Une odeur de cèdre et quelque chose de froid, comme l'air d'hiver, m'envahit alors que Léo se penche au-dessus de la console. Je tressaille, mon corps se tendant, mon souffle se coupant dans ma gorge.
Son expression est indéchiffrable. Il ne dit rien, ses mouvements sont économiques et précis alors qu'il enclenche ma ceinture de sécurité. Il se rassied dans son siège, ses grandes mains reposant sur le volant.
Le moteur ronronne.
« C'est normal, ça ? » demande-t-il, sa voix basse et teintée d'une étrange pointe d'amusement. Ses yeux croisent les miens dans le rétroviseur. « Attacher la ceinture de ma fiancée ? Je l'ai déjà fait ? »
Je ravale le nœud de panique dans ma poitrine et me tourne pour regarder par la fenêtre. « Je ne me souviens pas. »
Sa main s'approche, ses doigts effleurant le dos de la mienne. C'est un contact léger, fugace, mais il me traverse comme une décharge électrique. « Ne t'inquiète pas », dit-il, sa voix une douce promesse. « Tu te souviendras. »
Les mots, censés être réconfortants, semblent être une provocation directe à l'homme sur la banquette arrière.
Le visage de Cédric s'assombrit. Il retire brusquement son bras de celui de Viviane. « Léo », prévient-il, la voix tendue. « La famille Ricci attache de l'importance aux convenances. Tant que le mariage n'est pas officiel, tu ne touches pas Julia. »
Léo laisse échapper un léger ricanement dédaigneux. Il ne tourne même pas la tête, mais je sens le poids de sa moquerie. « C'est entre ma fiancée et moi », dit-il en insistant sur le mot. « Tu dépasses les bornes, cousin. »
L'expression triomphante de Viviane vacille. Elle se penche en avant, sa voix dégoulinant d'une fausse inquiétude. « Julia, tu ne te souviens vraiment de rien ? »
Je croise son regard dans le miroir et secoue la tête, impuissante.
La tension dans ses épaules se relâche visiblement. Elle devient bavarde, remplissant avec empressement le silence d'une version soigneusement choisie de notre histoire commune. Elle parle de notre amitié, du pensionnat privé où nous nous sommes rencontrées aux années où elle a « pris soin de moi » après la chute de ma famille.
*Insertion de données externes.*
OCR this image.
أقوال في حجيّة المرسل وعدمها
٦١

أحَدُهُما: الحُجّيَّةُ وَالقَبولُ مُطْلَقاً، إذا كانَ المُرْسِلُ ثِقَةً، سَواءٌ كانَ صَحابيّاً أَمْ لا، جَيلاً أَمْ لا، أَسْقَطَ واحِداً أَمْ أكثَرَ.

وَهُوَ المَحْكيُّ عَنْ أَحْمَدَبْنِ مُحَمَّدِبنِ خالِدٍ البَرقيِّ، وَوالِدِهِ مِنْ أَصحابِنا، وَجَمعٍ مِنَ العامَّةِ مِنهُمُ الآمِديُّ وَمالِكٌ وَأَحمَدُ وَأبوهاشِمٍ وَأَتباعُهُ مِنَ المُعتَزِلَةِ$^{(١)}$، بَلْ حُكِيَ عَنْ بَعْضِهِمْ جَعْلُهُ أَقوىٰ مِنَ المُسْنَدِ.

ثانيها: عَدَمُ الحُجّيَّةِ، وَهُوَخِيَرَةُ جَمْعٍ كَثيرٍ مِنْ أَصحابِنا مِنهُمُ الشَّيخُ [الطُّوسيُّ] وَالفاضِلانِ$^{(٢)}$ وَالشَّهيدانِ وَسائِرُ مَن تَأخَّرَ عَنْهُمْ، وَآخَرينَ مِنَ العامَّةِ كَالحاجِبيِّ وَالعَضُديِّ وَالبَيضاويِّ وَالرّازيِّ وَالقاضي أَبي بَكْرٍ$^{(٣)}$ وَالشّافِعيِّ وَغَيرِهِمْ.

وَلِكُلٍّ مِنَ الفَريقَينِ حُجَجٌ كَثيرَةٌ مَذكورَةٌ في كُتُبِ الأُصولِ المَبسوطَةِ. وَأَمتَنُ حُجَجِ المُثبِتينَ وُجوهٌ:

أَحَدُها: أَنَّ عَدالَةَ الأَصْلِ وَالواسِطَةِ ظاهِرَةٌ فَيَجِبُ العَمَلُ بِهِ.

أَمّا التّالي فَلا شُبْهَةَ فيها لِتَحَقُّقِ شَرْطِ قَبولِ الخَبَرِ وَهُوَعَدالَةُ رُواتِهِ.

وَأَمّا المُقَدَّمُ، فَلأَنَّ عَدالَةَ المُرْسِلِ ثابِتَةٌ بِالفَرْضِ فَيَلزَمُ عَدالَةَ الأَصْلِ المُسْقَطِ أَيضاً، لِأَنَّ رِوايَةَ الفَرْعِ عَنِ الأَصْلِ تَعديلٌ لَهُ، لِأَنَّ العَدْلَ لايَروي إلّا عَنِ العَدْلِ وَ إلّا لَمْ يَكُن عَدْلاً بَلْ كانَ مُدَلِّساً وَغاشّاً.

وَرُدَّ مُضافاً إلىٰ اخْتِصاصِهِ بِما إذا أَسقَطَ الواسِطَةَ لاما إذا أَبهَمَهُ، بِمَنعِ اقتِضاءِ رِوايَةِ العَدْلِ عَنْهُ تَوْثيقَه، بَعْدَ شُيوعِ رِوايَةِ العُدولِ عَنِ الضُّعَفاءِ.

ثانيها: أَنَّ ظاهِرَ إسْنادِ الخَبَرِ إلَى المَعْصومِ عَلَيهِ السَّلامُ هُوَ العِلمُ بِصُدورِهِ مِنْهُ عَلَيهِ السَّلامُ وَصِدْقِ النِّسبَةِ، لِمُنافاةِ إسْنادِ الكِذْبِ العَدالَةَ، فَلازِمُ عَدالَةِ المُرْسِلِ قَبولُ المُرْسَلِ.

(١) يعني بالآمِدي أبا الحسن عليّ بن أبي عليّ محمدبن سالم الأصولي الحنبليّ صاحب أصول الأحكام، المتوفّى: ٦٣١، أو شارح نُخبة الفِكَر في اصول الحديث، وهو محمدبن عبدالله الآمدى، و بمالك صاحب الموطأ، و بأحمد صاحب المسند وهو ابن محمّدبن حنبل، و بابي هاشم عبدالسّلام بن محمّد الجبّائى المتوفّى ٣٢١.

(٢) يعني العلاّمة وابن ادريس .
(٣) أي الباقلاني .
Chaque mot est techniquement vrai, mais maintenant, ils me font l'effet de minuscules poignards acérés qui s'enfoncent dans mon cœur.
« Mes parents t'ont toujours mieux traitée que moi », dit-elle, son bras de nouveau enlacé à celui de Cédric. Il y a un sourire dans sa voix, mais ses yeux sont durs. Elle jette un rapide coup d'œil à Léo, puis de nouveau à moi. « Je suis si contente que tu aies enfin trouvé le bonheur. Je te souhaite sincèrement tout le meilleur. »
Les mots sonnent si sincères qu'ils me brûlent les yeux. Je me détourne, me concentrant sur le flou des lumières de la ville à l'extérieur.
Quelques minutes plus tard, Cédric se redresse. « Attends, ce n'est pas le bon chemin. Où est-ce qu'on va ? » balbutie-t-il en montrant la fenêtre. « L'appartement de Viviane est dans l'autre direction. »
Les yeux de Léo sont fixés sur la route, mais je sens son regard sur moi. Une main repose nonchalamment sur le volant.
« Je ramène ma fiancée chez nous », déclare-t-il, sa voix calme et définitive.
Je le regarde alors, je le regarde vraiment. Le Parrain. Dans la douleur aveuglante de la trahison, j'avais presque oublié. L'homme assis à côté de moi, mon supposé protecteur, était bien plus dangereux que les deux vipères à l'arrière.
Il était, peut-être, la seule personne au monde qui aurait le plus souhaité que je sois amnésique.